This project explores access to private knowledge in public spaces via quick response bar-codes, commonly known as QR code. How might digital nomads conspire and collaborate using this portal to to the digital world?
Whispered words are bounded in the space and time they are uttered, and written words are widely accessible in literate societies. Vagrants and nomads in the mid-19th century created a pictographic language, termed hobo sign, to convey functional messages with important in-group information about people and places such as safe and unsafe areas, places for work or leisure, and friendly or unfriendly neighbourhoods (Ponsler, 1972; Wanderer, 2002). Hobo sign was an in-group language meant to inform and protect group members, with simple visuals that were easily overlooked in the visual landscape (Ponsler, 1972).
τέχνη, or techne, is the Greek root of the “technology,” meaning an art, skill or craft; a technique, principle, or method by which something is achieved or created (Bolter, 2001; Techne, n.d.). Hobo sign was a form of techne congruent with its time, purpose and place. Today, techne informs the digital language of QR codes to provide private, in-group knowledge in public spaces (Levin, 2011).
QR codes in the urban landscape have quickly become a new type of iconography, remediating ambient space as a post-mechanical gate between the natural and digital worlds (Baik, 2012; Bolter, 2001). As a writing system, the data held within QR icons belies their compact form: in itself the icon may contain up to 7kB of information and may act as a direct hypertextual link to any online media (Baik, 2012; Shin et al., 2012). Free to generate using a variety of online services and readily decoded by devices such as Smartphones, QR codes constitute a fully exteriorized writing system (Bolter, 2001; Fleishman, 2010).
As our relationship and interactions with our devices are becoming increasingly nuanced, QR icons provide a symbolic reminder of the hidden digital dimension beyond the curtain of the natural world (Shin et al., 2012). Beyond the code is a private space, inaccessible to the technologically disadvantaged and unnoticed by the uninformed. As we cannot read them with our naked eye, and as they have become almost inextricably linked to commercial campaigns, judicious use of QR codes can form a guerrilla breakout of hypertext, a “covert markup scheme for urban spaces” (Bolter, 2001; Levin, 2011).

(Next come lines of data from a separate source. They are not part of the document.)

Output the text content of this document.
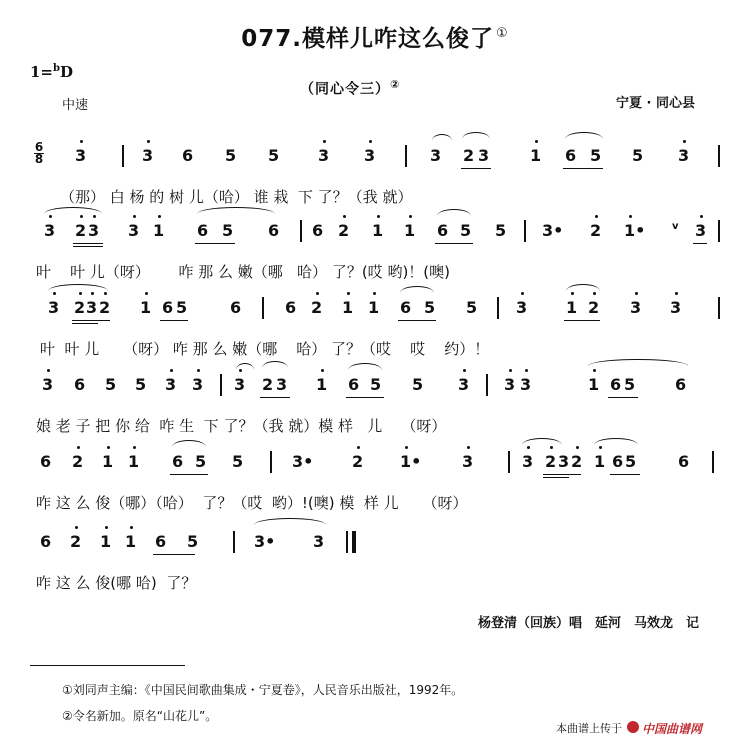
077.模样儿咋这么俊了 ①
1=$^b$D
（同心令三）②
中速	宁夏 · 同心县
6
8 3	3 6 5 5 3 3	3 2 3	1 6 5 5 3
（那） 白 杨 的 树 儿（哈） 谁 栽  下 了？（我 就）
3 2 3 3 1 6 5 6 6 2 1 1 6 5 5 3• 2 1•	v 3
叶    叶 儿（呀）      咋 那 么 嫩（哪   哈） 了？(哎 哟)！(噢)
3 2 3 2 1 6 5	6	6 2 1 1 6 5 5 3 1 2 3 3
叶  叶 儿     （呀） 咋 那 么 嫩（哪    哈） 了？（哎    哎    约）！
3 6 5 5 3 3 3 2 3 1 6 5 5 3 3 3	1 6 5 6
娘 老 子 把 你 给  咋 生  下 了？（我 就）模 样   儿    （呀）
6 2 1 1 6 5 5	3• 2 1•	3	3 2 3 2 1 6 5	6
咋 这 么 俊（哪）（哈）  了？（哎  哟）!(噢) 模  样 儿     （呀）
6 2 1 1 6 5	3• 3
咋 这 么 俊(哪 哈)  了？
杨登清（回族）唱　延河　马效龙　记
①刘同声主编：《中国民间歌曲集成・宁夏卷》，人民音乐出版社，1992年。
②令名新加。原名“山花儿”。
本曲谱上传于 中国曲谱网
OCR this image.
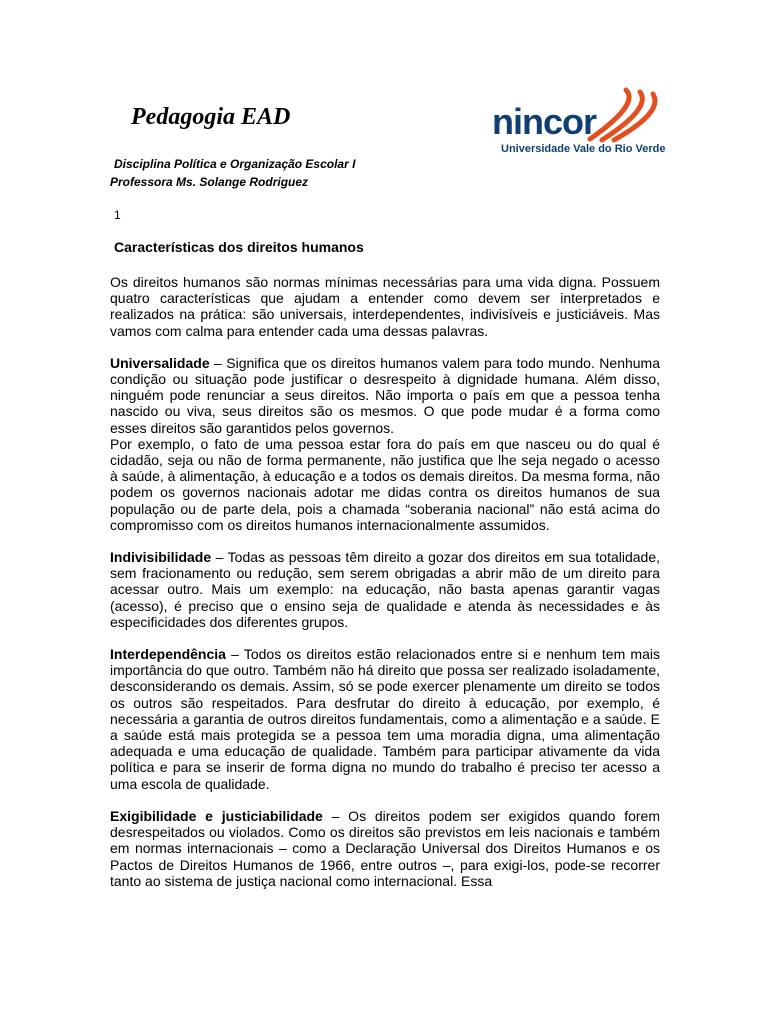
Pedagogia EAD	nincor
Universidade Vale do Rio Verde
Disciplina Política e Organização Escolar I
Professora Ms. Solange Rodriguez
1
Características dos direitos humanos

Os direitos humanos são normas mínimas necessárias para uma vida digna. Possuem quatro características que ajudam a entender como devem ser interpretados e realizados na prática: são universais, interdependentes, indivisíveis e justiciáveis. Mas vamos com calma para entender cada uma dessas palavras.

Universalidade – Significa que os direitos humanos valem para todo mundo. Nenhuma condição ou situação pode justificar o desrespeito à dignidade humana. Além disso, ninguém pode renunciar a seus direitos. Não importa o país em que a pessoa tenha nascido ou viva, seus direitos são os mesmos. O que pode mudar é a forma como esses direitos são garantidos pelos governos.

Por exemplo, o fato de uma pessoa estar fora do país em que nasceu ou do qual é cidadão, seja ou não de forma permanente, não justifica que lhe seja negado o acesso à saúde, à alimentação, à educação e a todos os demais direitos. Da mesma forma, não podem os governos nacionais adotar me didas contra os direitos humanos de sua população ou de parte dela, pois a chamada “soberania nacional” não está acima do compromisso com os direitos humanos internacionalmente assumidos.

Indivisibilidade – Todas as pessoas têm direito a gozar dos direitos em sua totalidade, sem fracionamento ou redução, sem serem obrigadas a abrir mão de um direito para acessar outro. Mais um exemplo: na educação, não basta apenas garantir vagas (acesso), é preciso que o ensino seja de qualidade e atenda às necessidades e às especificidades dos diferentes grupos.

Interdependência – Todos os direitos estão relacionados entre si e nenhum tem mais importância do que outro. Também não há direito que possa ser realizado isoladamente, desconsiderando os demais. Assim, só se pode exercer plenamente um direito se todos os outros são respeitados. Para desfrutar do direito à educação, por exemplo, é necessária a garantia de outros direitos fundamentais, como a alimentação e a saúde. E a saúde está mais protegida se a pessoa tem uma moradia digna, uma alimentação adequada e uma educação de qualidade. Também para participar ativamente da vida política e para se inserir de forma digna no mundo do trabalho é preciso ter acesso a uma escola de qualidade.

Exigibilidade e justiciabilidade – Os direitos podem ser exigidos quando forem desrespeitados ou violados. Como os direitos são previstos em leis nacionais e também em normas internacionais – como a Declaração Universal dos Direitos Humanos e os Pactos de Direitos Humanos de 1966, entre outros –, para exigi-los, pode-se recorrer tanto ao sistema de justiça nacional como internacional. Essa
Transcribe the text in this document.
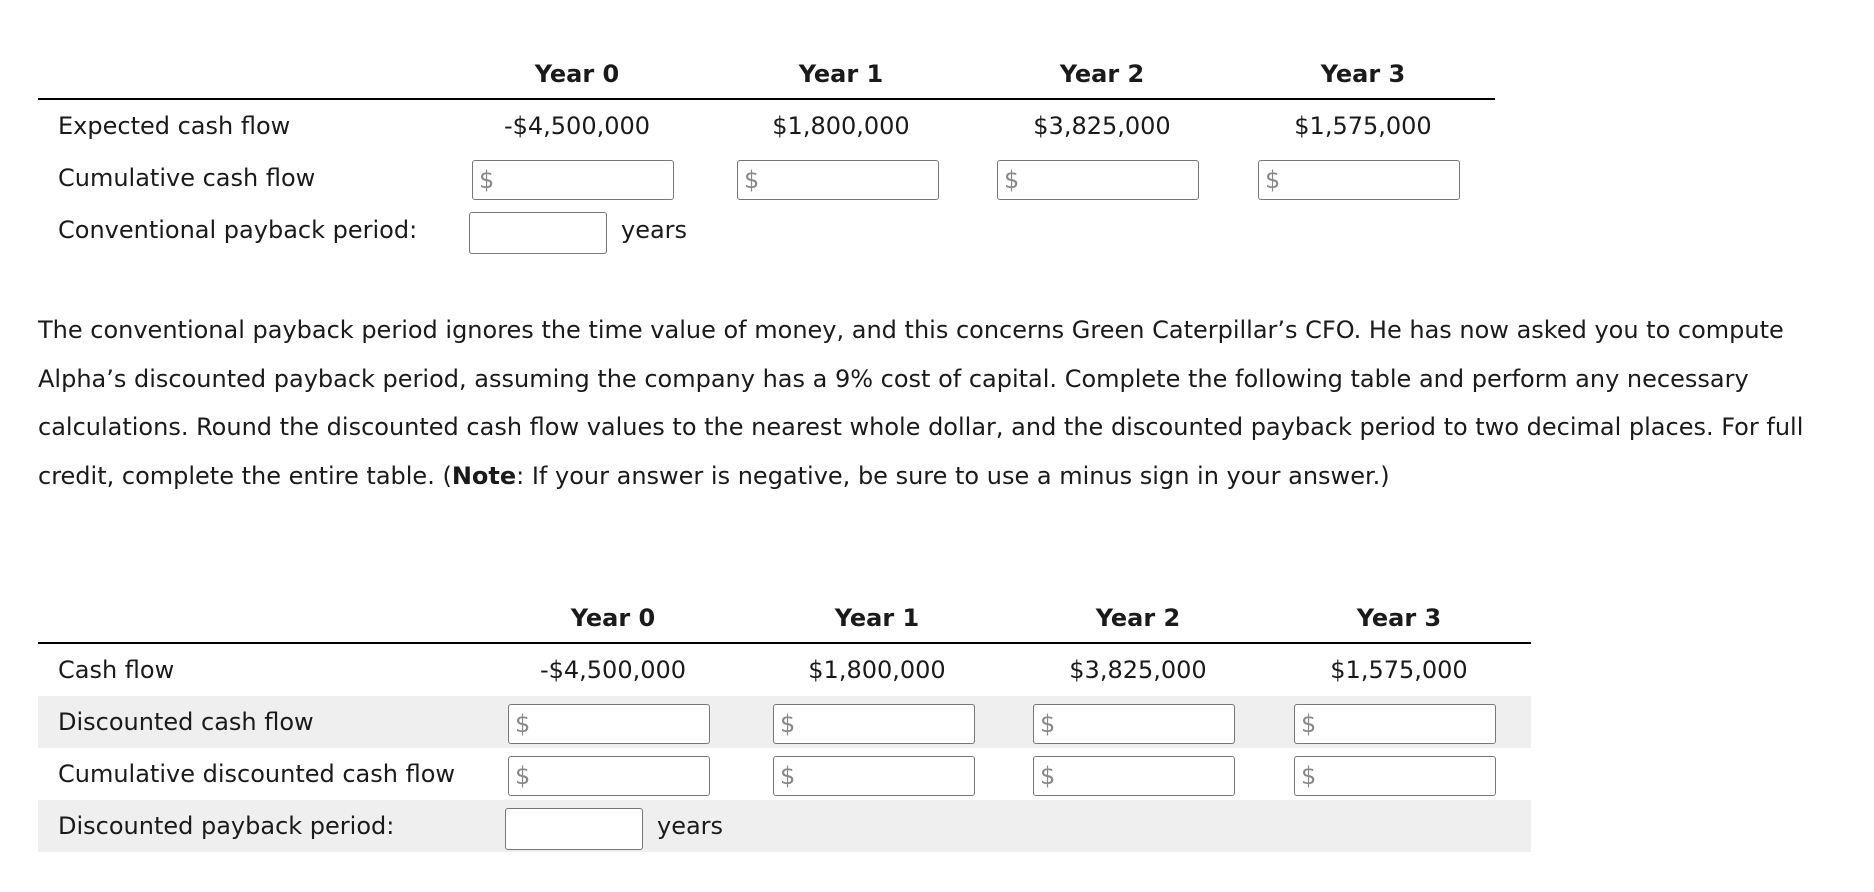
Year 0	Year 1	Year 2	Year 3
Expected cash flow	-$4,500,000	$1,800,000	$3,825,000	$1,575,000
Cumulative cash flow	$	$	$	$
Conventional payback period:	years
The conventional payback period ignores the time value of money, and this concerns Green Caterpillar’s CFO. He has now asked you to compute Alpha’s discounted payback period, assuming the company has a 9% cost of capital. Complete the following table and perform any necessary calculations. Round the discounted cash flow values to the nearest whole dollar, and the discounted payback period to two decimal places. For full credit, complete the entire table. (Note: If your answer is negative, be sure to use a minus sign in your answer.)
Year 0	Year 1	Year 2	Year 3
Cash flow	-$4,500,000	$1,800,000	$3,825,000	$1,575,000
Discounted cash flow	$	$	$	$
Cumulative discounted cash flow $	$	$	$
Discounted payback period:	years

Subjective norms and behaviour towards QR codes as social media illustrate the dichotomies of public/private and interior/exterior, as bridged by the hardware in your pocket (Shin et al., 2012). The cultural ramifications of these developing social norms will only deepen as our knowledge and retrieval structures grow complicit with technological augmentation. Further removed from the visual noise of cities, the juxtaposition of their unique aesthetic in the rural visual landscape provides a strong symbolic reminder of the fluctuation and remediation of text technologies.
Please follow this path to view my exploration of QR codes in urban and rural landscapes. All photographs are available at my Flickr photostream, where you will also find the meanings hidden within the QR codes that I generated and placed. Also, please note that the audio track must be activated by the volume icon in the lower right-hand corner (it will not automatically play).
Baik, S. (2012). Rethinking QR code: Analog portal to digital world. Multimedia Tools and Applications, 58 427–434. doi:10.1007/s11042-010-0686-9
Bolter, J. D. (2001). Writing space: Computers, hypertext and the remediation of print [2nd edition]. Mahwah, NJ: Lawrence Erlbaum.
Levin, G. (2011). QR_Stenciler and qr_hobo_codes [Web log post]. Retrieved from http://fffff.at/qr-stenciler-and-qr-hobo-codes/
Ponsler, M. (1972). Tell a story with hobo signs. Design, 74(2) 4-7.
Richard, S. (2011). San . Retrieved from https://www.box.com/s/2x2sp58bh3y6ugkcluyf
Shin, D.H., Jung, J., & Chang, B.H. (2012). The psychology behind QR codes: User experience perspective. Computers in Human Behaviour, 28(2012) 1417-1426.
Techne. (n.d.). In Oxford English Dictionary. Retrieved from http://dictionary.oed.com.
Wanderer, J. J. (2002). Embodiments of bilateral asymmetry and ‘danger’ in hobo signs. Semiotica, (1/4), 211-223.